A previously unknown L-shaped structure has been identified by researchers using ground-penetrating technology in an ancient Egyptian cemetery in Giza, according to a study published in the journal Archaeological Prospection on Monday.
The researchers, a joint team of researchers from Higashi Nippon International University, Tohoku University, and Egypt’s National Research Institute of Astronomy and Geophysics, scanned below the sand’s surface in a “blank area” of Giza’s Western Cemetery alongside the Great Pyramid of Khufu.
The Western Cemetery is, according to the researchers, “an important burial place of members of the royal family and high-class officers” that is densely populated with mastabas, a type of tomb with rectangular funerary chapels that give way to shafts connected to underground burial chambers. However, there is the afforementioned blank space in the center of the cemetery with no aboveground structures and on which no noteworthy excavations have been conducted.
Over two years beginning in 2021, the team conducted a geophysical survey, using a combination of ground-penetrating radar (GPR) and electrical resistivity tomography (ERT) to see under the surface. The surveys revealed anomalies they believe “could be vertical walls of limestone or shafts leading to a tomb structure”.
The team then made a further series of surveys using another kind of ground-penetrating radar to determine the shape of the large anomaly.

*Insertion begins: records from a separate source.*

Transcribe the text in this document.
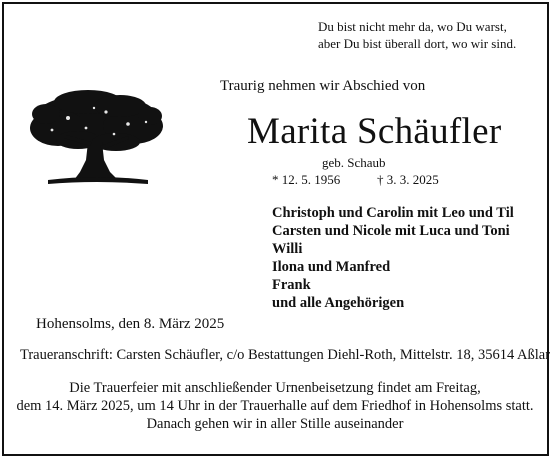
Du bist nicht mehr da, wo Du warst,
aber Du bist überall dort, wo wir sind.
Traurig nehmen wir Abschied von
Marita Schäufler
geb. Schaub
* 12. 5. 1956	† 3. 3. 2025
Christoph und Carolin mit Leo und Til
Carsten und Nicole mit Luca und Toni
Willi
Ilona und Manfred
Frank
und alle Angehörigen
Hohensolms, den 8. März 2025
Traueranschrift: Carsten Schäufler, c/o Bestattungen Diehl-Roth, Mittelstr. 18, 35614 Aßlar
Die Trauerfeier mit anschließender Urnenbeisetzung findet am Freitag,
dem 14. März 2025, um 14 Uhr in der Trauerhalle auf dem Friedhof in Hohensolms statt.
Danach gehen wir in aller Stille auseinander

The results indicated an L-shaped structure roughly 33 by 49 feet that lay six-and-a-half feet below the ground.
The researchers are still unsure of its purpose. It may have served as a tomb entrance or a construction site later backfilled with sand. However, it seems to be connected to another 33 by 33-foot structure up to 33 feet beneath the ground. Without further excavation its function ultimately remains unclear.